McCarron, por exemplo, expressou recentemente preocupação com as mudanças propostas nos uniformes dos Stallions, que incluiriam camisetas douradas em casa. McCarron disse a Repole que a cor tornaria difícil distinguir dos times visitantes que vestem branco. Repole mudou os esquemas de cores para dar aos Stallions camisas marrons em casa.


A VISÃO DE REPOLES TEM estendido a níveis detalhados do jogo. Ele disse que assistiu a um jogo da NFL no outono passado, quando o chutador do Dallas Cowboys, Brandon Aubrey, ex-chutador de primavera na USFL, acertou um field goal de 64 jardas para empatar um jogo contra o New York Giants e forçar a prorrogação.

Refletindo sobre o jogo depois, Repole questionou-se por que razão um golo tão longo valia tanto quanto um golo muito mais próximo.

“Isso deveria valer quatro pontos”, disse ele, descrevendo seu processo de pensamento na época. “E se ele se alinhasse para assumir a liderança com aquele chute? Que momento seria.”

Repole convenceu Dean Blandino, diretor de arbitragem da UFL, a incorporar um gol de quatro pontos para todos os chutes de 60 jardas ou mais no livro de regras da UFL. Blandino recentemente se referiu a isso como um “field goal de Mike Repole”.

Na primavera passada, Repole foi informado de que o prazo da NFL para envio de mudanças nas regras passou sem uma proposta para proibir o empurrão. Em 36 horas, Repole fez um acréscimo ao livro de regras da UFL: Tush pushs seriam ilegais.

“Foi apenas um empurrão nos últimos três anos do baile de primavera”, disse Repole. “Mas quer saber? Temos ESPN e Fox e todo mundo falando sobre nós.”

Pública e privadamente, Repole tem pressionado por jogos consistentes e com muitos gols que os operadores de futebol da primavera passada consideraram ilusórios.

“Ouça, nos dias em que os Bears e os Giants jogavam 6-3, eu não quero isso”, disse ele. “Eu quero 35-31. Se eu pudesse fazer um over-under em cada jogo, seria 58,5, e eu quero um over. Quero que as pessoas se divirtam e falem sobre nossos jogos.”

Os treinadores que conversaram com a ESPN ofereceram respostas ponderadas sobre a realidade desse objetivo. Harris, que está entrando em sua quarta temporada no futebol de primavera, observou que os ataques historicamente começam devagar por causa do campo de treinamento relativamente curto.
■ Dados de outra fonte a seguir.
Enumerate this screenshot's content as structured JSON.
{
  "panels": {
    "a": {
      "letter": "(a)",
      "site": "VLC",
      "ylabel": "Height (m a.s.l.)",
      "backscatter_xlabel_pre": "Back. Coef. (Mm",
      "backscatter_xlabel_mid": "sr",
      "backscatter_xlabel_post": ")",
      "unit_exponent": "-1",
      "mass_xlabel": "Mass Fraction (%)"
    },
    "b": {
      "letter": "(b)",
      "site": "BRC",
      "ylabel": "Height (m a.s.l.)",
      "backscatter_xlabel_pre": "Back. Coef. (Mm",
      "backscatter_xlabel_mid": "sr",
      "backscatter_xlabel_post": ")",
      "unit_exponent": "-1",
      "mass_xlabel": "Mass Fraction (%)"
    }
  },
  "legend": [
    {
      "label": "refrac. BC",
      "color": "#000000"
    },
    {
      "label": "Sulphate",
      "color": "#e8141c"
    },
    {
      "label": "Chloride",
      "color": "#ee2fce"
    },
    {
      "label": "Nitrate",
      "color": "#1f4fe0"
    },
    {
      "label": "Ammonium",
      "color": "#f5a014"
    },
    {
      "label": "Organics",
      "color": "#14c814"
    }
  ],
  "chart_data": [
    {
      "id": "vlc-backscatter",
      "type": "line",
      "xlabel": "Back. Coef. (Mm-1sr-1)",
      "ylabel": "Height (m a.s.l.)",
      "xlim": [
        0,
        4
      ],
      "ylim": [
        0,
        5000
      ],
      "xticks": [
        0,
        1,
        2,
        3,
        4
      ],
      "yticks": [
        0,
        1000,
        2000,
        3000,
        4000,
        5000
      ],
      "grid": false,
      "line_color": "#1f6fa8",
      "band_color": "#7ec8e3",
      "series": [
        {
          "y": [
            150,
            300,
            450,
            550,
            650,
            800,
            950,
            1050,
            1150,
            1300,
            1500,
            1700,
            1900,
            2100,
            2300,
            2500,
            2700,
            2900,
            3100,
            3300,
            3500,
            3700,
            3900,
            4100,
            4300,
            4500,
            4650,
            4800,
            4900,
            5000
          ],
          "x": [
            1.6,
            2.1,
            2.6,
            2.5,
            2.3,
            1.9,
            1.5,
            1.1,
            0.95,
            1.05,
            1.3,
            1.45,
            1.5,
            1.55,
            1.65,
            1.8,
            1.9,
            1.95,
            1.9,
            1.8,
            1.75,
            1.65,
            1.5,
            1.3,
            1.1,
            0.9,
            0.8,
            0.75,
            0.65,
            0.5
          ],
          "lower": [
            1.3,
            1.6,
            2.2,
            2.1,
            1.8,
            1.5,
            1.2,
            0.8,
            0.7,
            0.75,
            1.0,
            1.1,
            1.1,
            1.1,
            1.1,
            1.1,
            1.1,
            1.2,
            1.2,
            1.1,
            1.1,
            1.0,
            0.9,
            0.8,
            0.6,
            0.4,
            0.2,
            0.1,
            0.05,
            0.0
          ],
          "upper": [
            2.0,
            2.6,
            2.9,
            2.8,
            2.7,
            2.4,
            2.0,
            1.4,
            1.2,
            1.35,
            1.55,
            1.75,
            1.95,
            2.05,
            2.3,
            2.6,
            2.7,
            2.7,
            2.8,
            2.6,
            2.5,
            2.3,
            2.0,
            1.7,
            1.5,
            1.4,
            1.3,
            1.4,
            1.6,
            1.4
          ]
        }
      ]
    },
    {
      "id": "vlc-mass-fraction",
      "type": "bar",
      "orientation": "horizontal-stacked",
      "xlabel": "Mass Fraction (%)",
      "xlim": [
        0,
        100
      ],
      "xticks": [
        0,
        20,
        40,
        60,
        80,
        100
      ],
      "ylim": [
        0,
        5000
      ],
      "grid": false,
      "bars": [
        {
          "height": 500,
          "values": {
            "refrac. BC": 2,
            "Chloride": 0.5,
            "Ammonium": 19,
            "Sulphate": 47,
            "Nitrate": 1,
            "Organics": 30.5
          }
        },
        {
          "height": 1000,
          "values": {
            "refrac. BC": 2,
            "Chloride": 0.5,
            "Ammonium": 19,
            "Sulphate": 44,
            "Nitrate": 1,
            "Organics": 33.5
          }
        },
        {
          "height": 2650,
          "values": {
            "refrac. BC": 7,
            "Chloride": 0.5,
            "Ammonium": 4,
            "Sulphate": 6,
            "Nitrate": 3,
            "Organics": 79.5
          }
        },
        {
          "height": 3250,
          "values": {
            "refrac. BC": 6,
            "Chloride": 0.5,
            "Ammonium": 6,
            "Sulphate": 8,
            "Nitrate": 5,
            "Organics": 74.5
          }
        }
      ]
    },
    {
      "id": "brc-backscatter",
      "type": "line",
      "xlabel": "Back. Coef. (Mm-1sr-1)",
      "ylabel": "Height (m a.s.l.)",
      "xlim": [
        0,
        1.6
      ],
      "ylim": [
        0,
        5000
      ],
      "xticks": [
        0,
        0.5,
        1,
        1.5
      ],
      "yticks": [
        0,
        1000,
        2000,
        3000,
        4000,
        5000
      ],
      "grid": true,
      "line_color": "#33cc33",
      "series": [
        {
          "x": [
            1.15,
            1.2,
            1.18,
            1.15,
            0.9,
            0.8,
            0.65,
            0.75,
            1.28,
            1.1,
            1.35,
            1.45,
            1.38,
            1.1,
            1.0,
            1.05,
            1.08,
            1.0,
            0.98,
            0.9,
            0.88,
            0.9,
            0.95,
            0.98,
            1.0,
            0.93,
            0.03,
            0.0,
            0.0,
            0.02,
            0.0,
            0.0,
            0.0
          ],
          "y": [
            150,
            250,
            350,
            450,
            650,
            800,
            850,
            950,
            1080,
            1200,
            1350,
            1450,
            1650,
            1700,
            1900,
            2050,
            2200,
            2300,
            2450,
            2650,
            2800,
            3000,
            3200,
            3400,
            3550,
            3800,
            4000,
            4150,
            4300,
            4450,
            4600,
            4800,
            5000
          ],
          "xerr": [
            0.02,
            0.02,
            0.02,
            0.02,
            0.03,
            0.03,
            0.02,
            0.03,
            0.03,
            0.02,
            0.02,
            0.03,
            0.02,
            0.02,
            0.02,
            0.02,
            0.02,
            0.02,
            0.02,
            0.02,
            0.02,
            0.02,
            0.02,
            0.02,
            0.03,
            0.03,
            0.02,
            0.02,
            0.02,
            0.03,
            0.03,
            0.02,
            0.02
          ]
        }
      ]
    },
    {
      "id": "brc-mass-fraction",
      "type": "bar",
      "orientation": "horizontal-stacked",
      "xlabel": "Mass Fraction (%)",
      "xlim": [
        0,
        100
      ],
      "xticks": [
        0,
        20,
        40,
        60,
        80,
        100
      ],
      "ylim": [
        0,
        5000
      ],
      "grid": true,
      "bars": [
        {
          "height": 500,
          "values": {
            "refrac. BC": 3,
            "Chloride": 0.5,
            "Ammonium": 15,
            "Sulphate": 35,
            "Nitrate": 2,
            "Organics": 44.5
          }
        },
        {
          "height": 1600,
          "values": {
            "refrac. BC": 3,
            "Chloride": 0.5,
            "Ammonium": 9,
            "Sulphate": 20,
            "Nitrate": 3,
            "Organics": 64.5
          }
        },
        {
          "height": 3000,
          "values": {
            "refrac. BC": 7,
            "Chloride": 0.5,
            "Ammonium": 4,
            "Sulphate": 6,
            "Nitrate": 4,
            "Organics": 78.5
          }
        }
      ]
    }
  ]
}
McCarron apontou que algumas mudanças nas regras destinadas a promover o ataque, incluindo a proibição de dar gorjetas quando o ataque ultrapassa a linha de 50 jardas, podem sair pela culatra.

“Estamos juntos há apenas cerca de um mês”, disse McCarron. “Todos nós queremos sair e somar 70 pontos. Com base nas regras, você poderia ver mais pontos dessa forma. Ou não. Isso poderia funcionar a seu favor ou poderia prejudicar, então é um ponto de interrogação. Veremos como será.”
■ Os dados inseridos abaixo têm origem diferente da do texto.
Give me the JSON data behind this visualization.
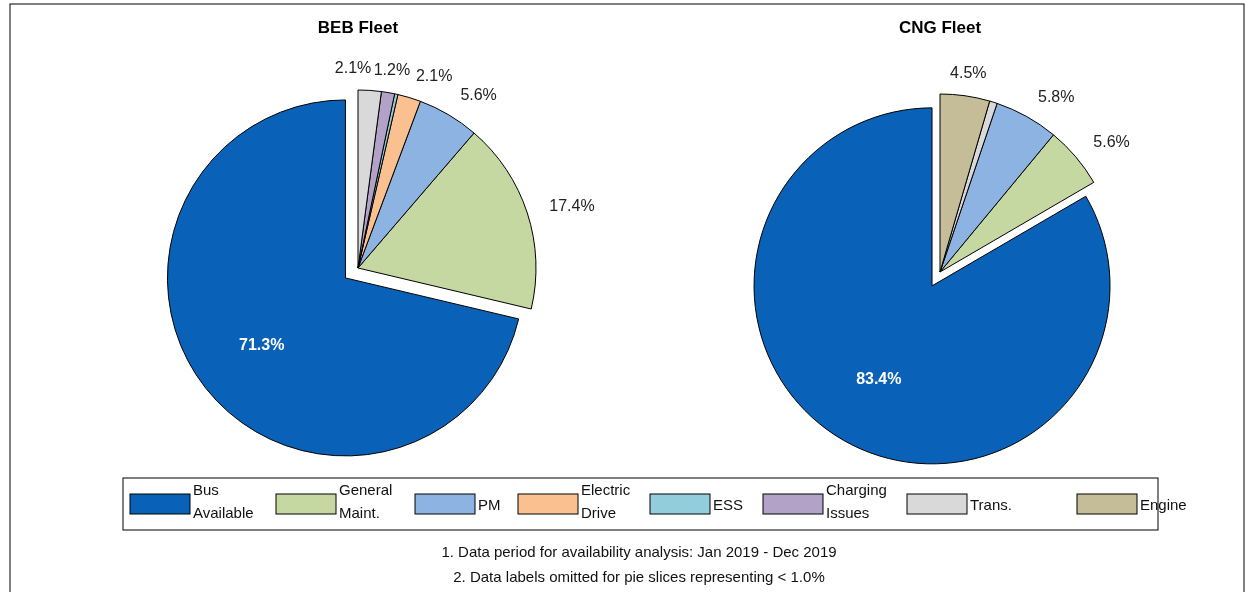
{
  "chart_data": [
    {
      "type": "pie",
      "title": "BEB Fleet",
      "categories": [
        "Bus Available",
        "General Maint.",
        "PM",
        "Electric Drive",
        "ESS",
        "Charging Issues",
        "Trans.",
        "Engine"
      ],
      "values": [
        71.3,
        17.4,
        5.6,
        2.1,
        0.3,
        1.2,
        2.1,
        0
      ],
      "value_labels": [
        "71.3%",
        "17.4%",
        "5.6%",
        "2.1%",
        null,
        "1.2%",
        "2.1%",
        null
      ],
      "colors": [
        "#0a62b8",
        "#c5d8a1",
        "#8db3e2",
        "#fac090",
        "#92cddc",
        "#b3a2c7",
        "#d9d9d9",
        "#c4bd97"
      ],
      "legend": "bottom",
      "annotations": [
        "1. Data period for availability analysis: Jan 2019 - Dec 2019",
        "2. Data labels omitted for pie slices representing < 1.0%"
      ]
    },
    {
      "type": "pie",
      "title": "CNG Fleet",
      "categories": [
        null,
        null,
        null,
        null,
        null
      ],
      "values": [
        83.4,
        5.6,
        5.8,
        0.7,
        4.5
      ],
      "value_labels": [
        "83.4%",
        "5.6%",
        "5.8%",
        null,
        "4.5%"
      ],
      "colors": [
        "#0a62b8",
        "#c5d8a1",
        "#8db3e2",
        "#d9d9d9",
        "#c4bd97"
      ]
    }
  ]
}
Em ambos os casos, Harris disse que Repole incutiu uma energia que “se espalhou por toda a liga”. Todos, ao que parece, entendem que a rotina tradicional do futebol mudou.

“Gosto de dizer que se você é destro, Mike faz você jogar com a esquerda”, disse Brandon. “E então você tenta fazer aquela bandeja com a mão esquerda. É isso que Mike faz você fazer. Ele faz você pensar de forma diferente.”